Word or phrase for "one needing to see it to believe it"

What's a word or phrase that could be used to describe a person who needs to see the evidence for a claim in-person before believing it?


Skeptic

Empiricist

Missourian (Missouri is called the "show-me" state)


If you're looking for an idiom, one that seems to fit is:

a doubting Thomas

This comes from a story in the Christian Bible in which Jesus' disciples are told he has risen from the dead. Most of them believe, but Thomas says that he will not believe it until he could see and feel the wounds of the crucifixion for himself--literally, he says, "until I can stick my fingers into the hole the nails made in his palms, I won't believe it."

He later meets the resurrected Jesus and does believe--but not until he saw it for himself.

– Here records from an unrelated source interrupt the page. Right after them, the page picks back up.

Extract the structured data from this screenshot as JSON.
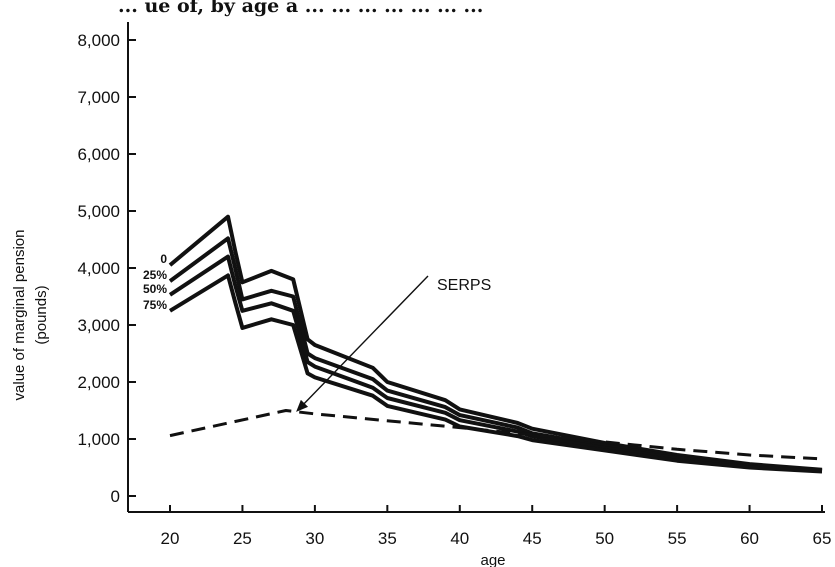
{
  "chart_data": {
    "type": "line",
    "title": "",
    "xlabel": "age",
    "ylabel": "value of marginal pension",
    "ylabel_unit": "(pounds)",
    "xlim": [
      20,
      65
    ],
    "ylim": [
      0,
      8000
    ],
    "x_ticks": [
      20,
      25,
      30,
      35,
      40,
      45,
      50,
      55,
      60,
      65
    ],
    "y_ticks": [
      0,
      1000,
      2000,
      3000,
      4000,
      5000,
      6000,
      7000,
      8000
    ],
    "y_tick_labels": [
      "0",
      "1,000",
      "2,000",
      "3,000",
      "4,000",
      "5,000",
      "6,000",
      "7,000",
      "8,000"
    ],
    "grid": false,
    "legend": "none",
    "series": [
      {
        "name": "0",
        "style": "solid",
        "x": [
          20,
          24,
          24.5,
          25,
          27,
          28.5,
          29.5,
          30,
          34,
          35,
          39,
          40,
          44,
          45,
          50,
          55,
          60,
          65
        ],
        "y": [
          4050,
          4900,
          4300,
          3750,
          3950,
          3800,
          2750,
          2650,
          2250,
          2000,
          1680,
          1520,
          1280,
          1180,
          930,
          720,
          560,
          460
        ]
      },
      {
        "name": "25%",
        "style": "solid",
        "x": [
          20,
          24,
          24.5,
          25,
          27,
          28.5,
          29.5,
          30,
          34,
          35,
          39,
          40,
          44,
          45,
          50,
          55,
          60,
          65
        ],
        "y": [
          3770,
          4520,
          4000,
          3450,
          3600,
          3500,
          2500,
          2420,
          2050,
          1850,
          1560,
          1420,
          1200,
          1100,
          880,
          680,
          540,
          450
        ]
      },
      {
        "name": "50%",
        "style": "solid",
        "x": [
          20,
          24,
          24.5,
          25,
          27,
          28.5,
          29.5,
          30,
          34,
          35,
          39,
          40,
          44,
          45,
          50,
          55,
          60,
          65
        ],
        "y": [
          3530,
          4200,
          3700,
          3250,
          3380,
          3250,
          2350,
          2270,
          1900,
          1720,
          1460,
          1330,
          1130,
          1050,
          840,
          660,
          520,
          440
        ]
      },
      {
        "name": "75%",
        "style": "solid",
        "x": [
          20,
          24,
          24.5,
          25,
          27,
          28.5,
          29.5,
          30,
          34,
          35,
          39,
          40,
          44,
          45,
          50,
          55,
          60,
          65
        ],
        "y": [
          3250,
          3870,
          3400,
          2950,
          3100,
          3000,
          2150,
          2080,
          1760,
          1580,
          1340,
          1220,
          1050,
          980,
          800,
          620,
          500,
          430
        ]
      },
      {
        "name": "SERPS",
        "style": "dashed",
        "x": [
          20,
          28,
          30,
          40,
          50,
          55,
          60,
          65
        ],
        "y": [
          1060,
          1500,
          1440,
          1200,
          950,
          820,
          720,
          650
        ]
      }
    ],
    "annotations": [
      {
        "text": "SERPS",
        "arrow_to_x": 28.8,
        "arrow_to_y": 1500
      }
    ],
    "cut_title_fragment": "... ue of, by age a ... ... ... ... ... ... ..."
  }
}
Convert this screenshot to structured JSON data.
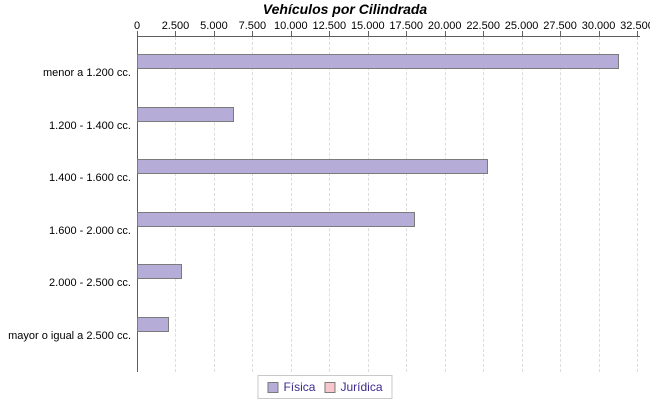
{
  "chart_data": {
    "type": "bar",
    "orientation": "horizontal",
    "title": "Vehículos por Cilindrada",
    "categories": [
      "menor a 1.200 cc.",
      "1.200 - 1.400 cc.",
      "1.400 - 1.600 cc.",
      "1.600 - 2.000 cc.",
      "2.000 - 2.500 cc.",
      "mayor o igual a 2.500 cc."
    ],
    "series": [
      {
        "name": "Física",
        "color": "#b6acd8",
        "border_color": "#7b7b7b",
        "values": [
          31300,
          6300,
          22800,
          18100,
          2900,
          2100
        ]
      },
      {
        "name": "Jurídica",
        "color": "#f7c7cc",
        "border_color": "#7b7b7b",
        "values": [
          0,
          0,
          0,
          0,
          0,
          0
        ]
      }
    ],
    "xlim": [
      0,
      32500
    ],
    "x_tick_interval": 2500,
    "x_tick_labels": [
      "0",
      "2.500",
      "5.000",
      "7.500",
      "10.000",
      "12.500",
      "15.000",
      "17.500",
      "20.000",
      "22.500",
      "25.000",
      "27.500",
      "30.000",
      "32.500"
    ],
    "grid": "vertical-dashed",
    "legend_position": "bottom"
  },
  "colors": {
    "axis_line": "#5f5f5f",
    "gridline": "#dcdcdc",
    "legend_text": "#3d2b8d",
    "text": "#000000"
  }
}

Because of the religious origin, this phrase is sometimes used by advocates for blind faith of people who ask them for solid evidence.


evidentialist

(philosophy) Of or supporting evidentialism, the doctrine that evidence is of primary importance in questions of belief


Evidentialism is a theory of justification according to which the justification of a belief depends solely on the evidence for it.


Furthermore:

Evidentialism also faces a challenge from the infinite regress argument. In general, responses to this argument can be classified in the following ways:

  • Foundationalism: There exist beliefs that are justified, but not because they are based on any other beliefs. These are called properly basic beliefs, and they are the foundation upon which all other justified beliefs ultimately rest.
  • Coherentism: Justified beliefs are all evidentially supported by other beliefs, but an infinite set of beliefs is not generated, because the chains of evidential support among beliefs is allowed to move in a circle. On the resulting picture, a person's belief is justified when it fits together with the person's other beliefs in a coherent way in which the person's various beliefs mutually support one another.
  • Conditional Theory of Justification (Reliabilism): A belief is justified by a set of beliefs. However, this justification operates conditionally, as it depends on the truth of the justifying beliefs. There is not a need for basic beliefs, but one should note that this type of justification is weaker.
  • Skepticism: There cannot be any justified beliefs.
  • Infinitism: Aside from these responses, some philosophers have said that evidential chains terminate in beliefs that are not justified. Others have said that, indeed, there can exist infinite chains of reasons.

Of the main responses, coherentism and skepticism are clearly consistent with evidentialism. Coherentism allows evidential support for all of our justified beliefs in the face of the regress argument by allowing for circular chains of evidential support among beliefs. And the skeptic here is utilizing an evidentialist demand to arrive at her skeptical conclusion.


I would say of that person that he or she is a show-me one.

show-me: inclined to doubt or question claims; demanding proof or evidence before being convinced.

He claims to be a show-me person: Demonstrate to me belief without works and I will demonstrate my belief by works.

"I am more of a show-me person. I'd believe in UFO's or aliens if they landed on my head, but that is about as far as I would go." -- David Duchovny.

Consider also incredulous and the expression "be of the school of those who believe what they see, not what they are told," from French "Être comme Saint Thomas, ne croire que ce que l'on voit."

In terms of philosophical positions, pseudoskeptic might work here.